Box Plot: This plot analyzes the distribution of Tanimoto similarity scores across different protein targets. It helps to understand the variability of similarity scores for each target.

Network Graph: This graph visually represents the interactions between the compounds in the phytocomplex and the potential target molecules. It allows for the identification of key interactions and potential synergistic effects.
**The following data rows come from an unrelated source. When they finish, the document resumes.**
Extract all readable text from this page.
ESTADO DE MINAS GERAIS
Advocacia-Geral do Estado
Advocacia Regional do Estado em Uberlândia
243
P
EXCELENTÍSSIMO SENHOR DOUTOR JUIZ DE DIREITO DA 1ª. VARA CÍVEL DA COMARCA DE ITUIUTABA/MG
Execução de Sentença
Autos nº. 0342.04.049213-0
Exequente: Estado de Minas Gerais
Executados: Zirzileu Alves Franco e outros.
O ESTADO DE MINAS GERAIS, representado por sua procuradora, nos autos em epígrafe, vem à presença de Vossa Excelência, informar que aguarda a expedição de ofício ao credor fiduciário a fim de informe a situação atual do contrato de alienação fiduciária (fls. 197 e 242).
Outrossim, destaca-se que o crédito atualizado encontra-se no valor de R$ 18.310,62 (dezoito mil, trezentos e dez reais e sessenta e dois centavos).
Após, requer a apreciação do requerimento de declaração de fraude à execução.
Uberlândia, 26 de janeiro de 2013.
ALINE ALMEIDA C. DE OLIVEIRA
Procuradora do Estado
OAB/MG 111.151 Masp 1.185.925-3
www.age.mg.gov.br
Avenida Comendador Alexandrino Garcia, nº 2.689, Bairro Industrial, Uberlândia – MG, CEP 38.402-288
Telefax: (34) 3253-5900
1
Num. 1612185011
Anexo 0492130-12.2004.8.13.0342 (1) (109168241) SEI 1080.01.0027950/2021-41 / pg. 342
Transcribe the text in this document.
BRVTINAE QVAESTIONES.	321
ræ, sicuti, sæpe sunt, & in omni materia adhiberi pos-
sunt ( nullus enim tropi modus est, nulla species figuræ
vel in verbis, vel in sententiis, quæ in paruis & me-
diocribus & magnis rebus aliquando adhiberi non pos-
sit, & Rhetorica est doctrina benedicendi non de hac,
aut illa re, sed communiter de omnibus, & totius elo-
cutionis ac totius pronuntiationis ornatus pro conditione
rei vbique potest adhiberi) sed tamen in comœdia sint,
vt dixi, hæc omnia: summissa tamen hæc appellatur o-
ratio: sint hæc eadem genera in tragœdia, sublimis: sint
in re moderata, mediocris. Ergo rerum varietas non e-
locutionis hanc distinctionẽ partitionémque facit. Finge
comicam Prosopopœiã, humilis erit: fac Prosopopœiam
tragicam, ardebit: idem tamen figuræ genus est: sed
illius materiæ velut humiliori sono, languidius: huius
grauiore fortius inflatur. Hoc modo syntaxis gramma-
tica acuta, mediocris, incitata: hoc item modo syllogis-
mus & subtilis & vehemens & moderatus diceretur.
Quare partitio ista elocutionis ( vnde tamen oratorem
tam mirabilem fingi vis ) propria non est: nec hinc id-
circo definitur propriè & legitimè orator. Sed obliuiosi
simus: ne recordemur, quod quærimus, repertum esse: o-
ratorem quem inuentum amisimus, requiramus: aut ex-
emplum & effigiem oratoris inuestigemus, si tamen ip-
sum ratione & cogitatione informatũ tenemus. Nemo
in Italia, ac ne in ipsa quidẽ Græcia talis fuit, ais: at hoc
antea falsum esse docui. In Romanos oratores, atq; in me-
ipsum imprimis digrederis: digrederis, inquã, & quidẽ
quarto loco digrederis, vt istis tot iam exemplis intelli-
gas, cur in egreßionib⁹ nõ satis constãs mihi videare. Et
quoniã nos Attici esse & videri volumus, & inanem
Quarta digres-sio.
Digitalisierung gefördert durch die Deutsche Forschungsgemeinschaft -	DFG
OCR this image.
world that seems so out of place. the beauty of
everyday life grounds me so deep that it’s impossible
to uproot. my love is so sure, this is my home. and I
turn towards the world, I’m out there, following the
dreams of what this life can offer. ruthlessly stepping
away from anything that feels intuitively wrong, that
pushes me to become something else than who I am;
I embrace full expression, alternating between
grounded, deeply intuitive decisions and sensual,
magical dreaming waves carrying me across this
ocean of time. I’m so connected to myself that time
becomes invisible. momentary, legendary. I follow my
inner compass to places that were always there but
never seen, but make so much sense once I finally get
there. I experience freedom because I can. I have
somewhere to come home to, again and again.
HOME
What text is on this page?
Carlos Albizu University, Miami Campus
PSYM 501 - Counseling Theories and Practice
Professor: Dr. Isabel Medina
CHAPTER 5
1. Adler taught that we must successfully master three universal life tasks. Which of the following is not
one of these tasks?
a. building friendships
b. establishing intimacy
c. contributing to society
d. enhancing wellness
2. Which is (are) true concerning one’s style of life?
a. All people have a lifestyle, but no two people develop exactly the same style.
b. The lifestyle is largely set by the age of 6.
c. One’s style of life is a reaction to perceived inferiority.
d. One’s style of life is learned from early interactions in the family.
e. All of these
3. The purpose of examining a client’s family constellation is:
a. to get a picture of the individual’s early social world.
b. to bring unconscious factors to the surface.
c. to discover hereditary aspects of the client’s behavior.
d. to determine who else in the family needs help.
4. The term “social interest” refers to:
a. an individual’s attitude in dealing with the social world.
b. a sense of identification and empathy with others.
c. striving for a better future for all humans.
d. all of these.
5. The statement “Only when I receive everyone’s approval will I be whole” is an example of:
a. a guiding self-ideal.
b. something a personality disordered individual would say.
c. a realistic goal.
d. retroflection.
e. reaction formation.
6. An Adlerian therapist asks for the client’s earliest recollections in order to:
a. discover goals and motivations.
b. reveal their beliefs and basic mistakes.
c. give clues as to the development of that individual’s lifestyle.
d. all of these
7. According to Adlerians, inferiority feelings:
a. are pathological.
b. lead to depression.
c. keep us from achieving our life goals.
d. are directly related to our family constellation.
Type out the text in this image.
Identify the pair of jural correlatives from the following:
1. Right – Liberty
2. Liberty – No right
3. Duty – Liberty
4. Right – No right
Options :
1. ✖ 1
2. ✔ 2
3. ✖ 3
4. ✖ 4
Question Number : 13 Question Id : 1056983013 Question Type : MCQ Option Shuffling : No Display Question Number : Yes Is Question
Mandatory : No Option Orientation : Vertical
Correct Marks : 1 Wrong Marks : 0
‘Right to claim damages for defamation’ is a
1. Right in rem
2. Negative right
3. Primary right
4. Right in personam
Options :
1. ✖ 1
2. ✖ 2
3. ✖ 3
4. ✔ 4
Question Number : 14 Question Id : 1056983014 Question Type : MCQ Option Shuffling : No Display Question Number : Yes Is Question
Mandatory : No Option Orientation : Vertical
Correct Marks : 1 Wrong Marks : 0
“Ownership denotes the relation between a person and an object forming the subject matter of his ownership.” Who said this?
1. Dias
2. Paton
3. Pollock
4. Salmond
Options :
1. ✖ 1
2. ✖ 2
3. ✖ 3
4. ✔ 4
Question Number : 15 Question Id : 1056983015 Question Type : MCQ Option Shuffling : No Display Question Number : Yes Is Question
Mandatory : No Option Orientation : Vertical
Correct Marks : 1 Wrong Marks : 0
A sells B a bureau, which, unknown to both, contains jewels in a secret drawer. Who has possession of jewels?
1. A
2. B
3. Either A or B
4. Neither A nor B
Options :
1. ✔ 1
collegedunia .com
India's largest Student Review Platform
 Results Table Description
The results table provides a detailed overview of the similarity analysis. It includes the following information
•    Query Index: The index of the compound in the input phytocomplex.
•    Library Index: The index of the compound in the library.
•    Tanimoto Similarity: The Tanimoto similarity score between the two compounds.
    Target: The protein target associated with the library compound.
    Bioactivity: The bioactivity of the library compound.

This table allows for a detailed analysis of the similarity scores and the identification of potential targets and bioactivities of the compounds in the phytocomplex."

These graphical representations provide a comprehensive overview of the similarity analysis and facilitate the interpretation of the results obtained with TestBio.

Discussion

TestBio offers a streamlined approach to preliminary in silico bioactivity screening, leveraging AI assistance to enhance development efficiency. The tool's integration of molecular fingerprinting and comparative analysis provides valuable insights into potential bioactivities of phytocomplexes.

Declaration of Competing Interests


There are no conflicts of interest to declare.

Funding


This project was self-funded.

Declaration of Generative AI Usage


Gemini was integrated into the workflow and was used for English translation and grammatical correction.

Disclaimer


Please note that TestBio is a research and development tool designed exclusively for use in academic and research settings. The information and results provided by TestBio should not be interpreted or used for diagnostic, therapeutic, or commercial purposes. This tool is intended to facilitate preliminary research and in silico analysis of phytocomplex bioactivity, but it does not replace the need for experimental studies and clinical validations. The use of TestBio for any other purpose is at the user's own risk. The authors and developers of TestBio disclaim all liability for any damages or consequences arising from the misuse of this tool.

References

1.    Approved drugs library. Thanks to Dr. William Bains for publishing the library on Research Gate.

2.    Nikraftar, Z., & Keyvanpour, M. R. (2023). A comparative analytical review on machine learning methods in Drugtarget interactions prediction. Current Computer-Aided Drug Design, 19(5), 325-355.

3.    Boldini, D., Ballabio, D., Consonni, V., Todeschini, R., Grisoni, F., & Sieber, S. A. (2024). Effectiveness of molecular fingerprints for exploring the chemical space of natural products. Journal of Cheminformatics, 16(1), 35.

4.    Liu, Z., Chen, H., Liu, X., Liu, B. & Chen, J. (2019). Deep learning for drug discovery: methods, applications and challenges. Briefings in bioinformatics, 20, 1641–1660.

5.    Ertl, P. (2023). Morgan fingerprints—still going strong. Journal of cheminformatics, 19, 1–11.

6.    Domingo-Fernández, D., Gadiya, Y., Mubeen, S. et al. (2023). Esplorare lo spazio chimico noto del regno vegetale: approfondimenti su modelli tassonomici, lacune di conoscenza e regioni bioattive. J Cheminform 15 , 107.